# Painting Over Wood Paneling



## vomtickie (Jun 5, 2007)

Hi Everyone,

I am going to be painting over old wood paneling in a bedroom. I was wondering what you all suggested for a primer/base coat? In the past, I have always used Kilz for dark walls (like this dark wood paneling). 

Are there any other better primers recommended? It seems like these types of projects always take a few coats to cover well.

Any help or suggestions are greatly welcomed.

Thanks


----------



## Guest (Jul 30, 2007)

Kilz isn't a bad idea, though I would use Zinsser Cover-stain myself. You should be able to use an acrylic even, such as 1-2-3 but I think Cover-stain would give the best adhesion going over a previous oil coating, provided your paneling has polyurethane on it like I would assume.


----------



## vomtickie (Jun 5, 2007)

poppameth said:


> You should be able to use an acrylic even, such as 1-2-3 but I think Cover-stain would give the best adhesion going over a previous oil coating, provided your paneling has polyurethane on it like I would assume.


Good point. The paneling does have polyurethane on it. Thanks for your help.


----------



## Darylh (Jan 2, 2006)

When it comes to Paneling I always give it a sanding to rough up the surphace a bit and use Kilz original oil based primer.


----------



## jgeorgie33 (Jul 31, 2007)

So is it real paneling or fake? I have fake in my room and it helped to sand it down first.


----------



## vomtickie (Jun 5, 2007)

jgeorgie33 said:


> So is it real paneling or fake?


This is real wood paneling. It's probably about 30-40 years old.


----------



## Guest (Aug 1, 2007)

Yes a light sanding is never a bad idea either.
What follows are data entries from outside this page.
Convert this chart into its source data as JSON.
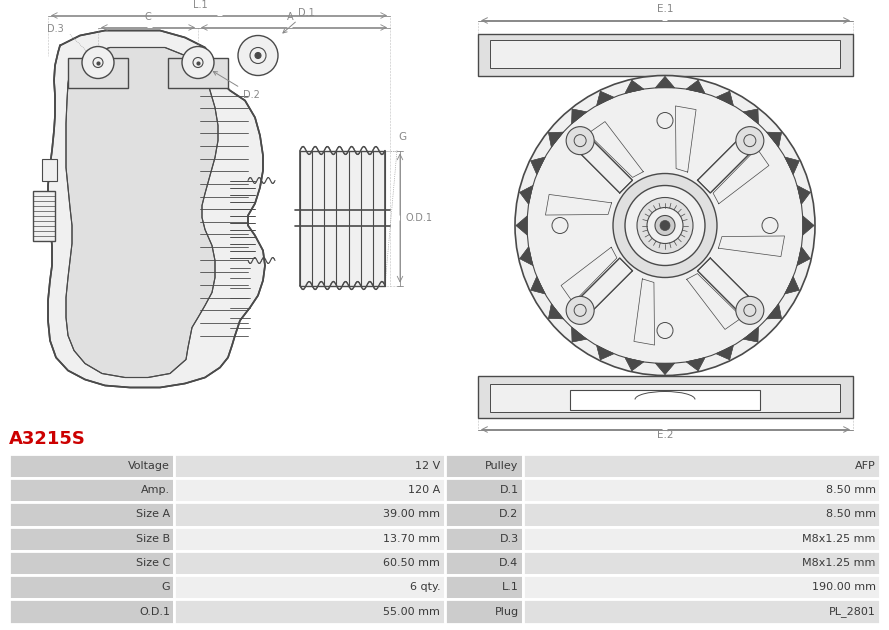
{
  "title": "A3215S",
  "title_color": "#cc0000",
  "bg_color": "#ffffff",
  "table_headers_bg": "#cccccc",
  "table_row_bg1": "#e0e0e0",
  "table_row_bg2": "#efefef",
  "table_border_color": "#ffffff",
  "table_data": [
    [
      "Voltage",
      "12 V",
      "Pulley",
      "AFP"
    ],
    [
      "Amp.",
      "120 A",
      "D.1",
      "8.50 mm"
    ],
    [
      "Size A",
      "39.00 mm",
      "D.2",
      "8.50 mm"
    ],
    [
      "Size B",
      "13.70 mm",
      "D.3",
      "M8x1.25 mm"
    ],
    [
      "Size C",
      "60.50 mm",
      "D.4",
      "M8x1.25 mm"
    ],
    [
      "G",
      "6 qty.",
      "L.1",
      "190.00 mm"
    ],
    [
      "O.D.1",
      "55.00 mm",
      "Plug",
      "PL_2801"
    ]
  ],
  "line_color": "#4a4a4a",
  "dim_color": "#888888",
  "fill_light": "#f0f0f0",
  "fill_mid": "#e0e0e0",
  "fill_dark": "#cccccc"
}
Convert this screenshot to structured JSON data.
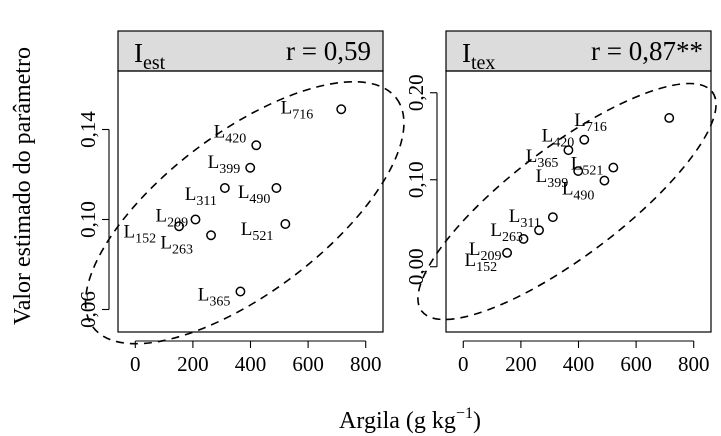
{
  "figure": {
    "ylabel": "Valor estimado do parâmetro",
    "xlabel_main": "Argila (g kg",
    "xlabel_sup": "−1",
    "xlabel_close": ")"
  },
  "chart_data": [
    {
      "type": "scatter",
      "strip_symbol": "I",
      "strip_subscript": "est",
      "strip_stat": "r = 0,59",
      "xlim": [
        -60,
        860
      ],
      "ylim": [
        0.05,
        0.166
      ],
      "xticks": [
        0,
        200,
        400,
        600,
        800
      ],
      "xtick_labels": [
        "0",
        "200",
        "400",
        "600",
        "800"
      ],
      "yticks": [
        0.06,
        0.1,
        0.14
      ],
      "ytick_labels": [
        "0,06",
        "0,10",
        "0,14"
      ],
      "points": [
        {
          "id": "L",
          "sub": "716",
          "x": 715,
          "y": 0.149
        },
        {
          "id": "L",
          "sub": "420",
          "x": 420,
          "y": 0.133
        },
        {
          "id": "L",
          "sub": "399",
          "x": 399,
          "y": 0.123
        },
        {
          "id": "L",
          "sub": "311",
          "x": 311,
          "y": 0.114
        },
        {
          "id": "L",
          "sub": "490",
          "x": 490,
          "y": 0.114
        },
        {
          "id": "L",
          "sub": "209",
          "x": 209,
          "y": 0.1
        },
        {
          "id": "L",
          "sub": "152",
          "x": 152,
          "y": 0.097
        },
        {
          "id": "L",
          "sub": "263",
          "x": 263,
          "y": 0.093
        },
        {
          "id": "L",
          "sub": "521",
          "x": 521,
          "y": 0.098
        },
        {
          "id": "L",
          "sub": "365",
          "x": 365,
          "y": 0.068
        }
      ],
      "confidence_ellipse": true
    },
    {
      "type": "scatter",
      "strip_symbol": "I",
      "strip_subscript": "tex",
      "strip_stat": "r = 0,87**",
      "xlim": [
        -60,
        860
      ],
      "ylim": [
        -0.075,
        0.225
      ],
      "xticks": [
        0,
        200,
        400,
        600,
        800
      ],
      "xtick_labels": [
        "0",
        "200",
        "400",
        "600",
        "800"
      ],
      "yticks": [
        0.0,
        0.1,
        0.2
      ],
      "ytick_labels": [
        "0,00",
        "0,10",
        "0,20"
      ],
      "points": [
        {
          "id": "L",
          "sub": "716",
          "x": 715,
          "y": 0.171
        },
        {
          "id": "L",
          "sub": "420",
          "x": 420,
          "y": 0.146
        },
        {
          "id": "L",
          "sub": "365",
          "x": 365,
          "y": 0.134
        },
        {
          "id": "L",
          "sub": "399",
          "x": 399,
          "y": 0.11
        },
        {
          "id": "L",
          "sub": "521",
          "x": 521,
          "y": 0.114
        },
        {
          "id": "L",
          "sub": "490",
          "x": 490,
          "y": 0.099
        },
        {
          "id": "L",
          "sub": "311",
          "x": 311,
          "y": 0.057
        },
        {
          "id": "L",
          "sub": "263",
          "x": 263,
          "y": 0.042
        },
        {
          "id": "L",
          "sub": "209",
          "x": 209,
          "y": 0.032
        },
        {
          "id": "L",
          "sub": "152",
          "x": 152,
          "y": 0.016
        }
      ],
      "confidence_ellipse": true
    }
  ]
}
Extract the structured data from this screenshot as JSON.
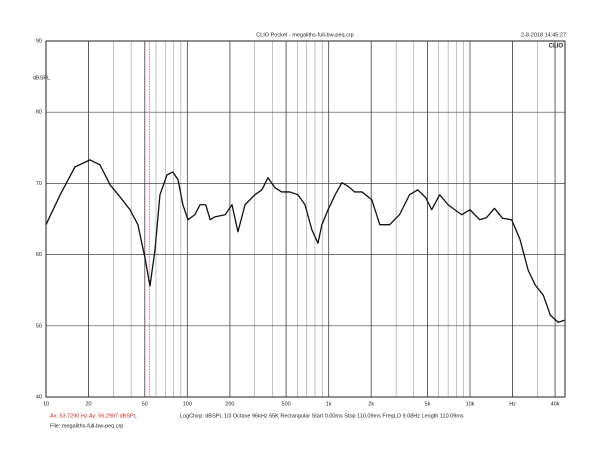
{
  "chart_data": {
    "type": "line",
    "title": "CLIO Pocket - megaliths-full-bw-peq.crp",
    "timestamp": "2-8-2018 14:45:27",
    "logo": "CLIO",
    "ylabel": "dBSPL",
    "xscale": "log",
    "grid": true,
    "minor_grid": true,
    "xlim": [
      10,
      47000
    ],
    "ylim": [
      40,
      90
    ],
    "yticks": [
      40,
      50,
      60,
      70,
      80,
      90
    ],
    "xticks": [
      10,
      20,
      50,
      100,
      200,
      500,
      {
        "value": 1000,
        "label": "1k"
      },
      {
        "value": 2000,
        "label": "2k"
      },
      {
        "value": 5000,
        "label": "5k"
      },
      {
        "value": 10000,
        "label": "10k"
      },
      {
        "value": 20000,
        "label": "Hz"
      },
      {
        "value": 40000,
        "label": "40k"
      }
    ],
    "cursor": {
      "x": 53.729,
      "y": 56.2987,
      "color": "#cc2222",
      "label": "Ax: 53.7290 Hz   Ay: 56.2987 dBSPL"
    },
    "settings_line": "LogChirp:  dBSPL   1/3 Octave   96kHz   65K   Rectangular   Start 0.00ms   Stop 110.09ms   FreqLO 9.08Hz   Length 110.09ms",
    "file_line": "File: megaliths-full-bw-peq.crp",
    "series": [
      {
        "name": "megaliths-full-bw-peq",
        "color": "#111111",
        "x": [
          10,
          12.6,
          16,
          20.5,
          24.1,
          28.4,
          33.4,
          39.3,
          44.7,
          50.2,
          54.4,
          59,
          64,
          71.8,
          79,
          86,
          93,
          101,
          113,
          123,
          135,
          145,
          157,
          185,
          207,
          228,
          256,
          300,
          337,
          372,
          416,
          465,
          530,
          606,
          680,
          760,
          840,
          895,
          990,
          1110,
          1240,
          1370,
          1530,
          1720,
          2020,
          2300,
          2700,
          3170,
          3730,
          4270,
          4860,
          5360,
          6100,
          7000,
          7800,
          8750,
          10000,
          11700,
          13100,
          14900,
          17000,
          19700,
          22600,
          25800,
          29000,
          33000,
          37000,
          42000,
          47000
        ],
        "values": [
          64.2,
          68.4,
          72.3,
          73.3,
          72.6,
          69.8,
          68.1,
          66.3,
          64.2,
          59.5,
          55.6,
          60.6,
          68.4,
          71.2,
          71.6,
          70.5,
          67,
          64.9,
          65.6,
          67,
          67,
          64.9,
          65.3,
          65.6,
          67,
          63.2,
          67,
          68.4,
          69.1,
          70.8,
          69.4,
          68.8,
          68.8,
          68.4,
          67,
          63.5,
          61.6,
          64.2,
          66.3,
          68.4,
          70.1,
          69.6,
          68.8,
          68.8,
          67.7,
          64.2,
          64.2,
          65.6,
          68.4,
          69.1,
          68,
          66.3,
          68.4,
          67,
          66.3,
          65.6,
          66.3,
          64.9,
          65.2,
          66.5,
          65.1,
          64.9,
          62.1,
          57.8,
          55.7,
          54.3,
          51.5,
          50.5,
          50.8
        ]
      }
    ]
  }
}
Make sure you get the dust off before priming.


----------



## Workaholic (Apr 1, 2007)

Darylh said:


> When it comes to Paneling I always give it a sanding to rough up the surphace a bit and use Kilz original oil based primer.


This is how i would do it as well.


----------



## slickshift (Aug 25, 2005)

A nice scuff sanding, clean off the dust, and prime with Cover-Stain or Original (oil-based) Kilz


----------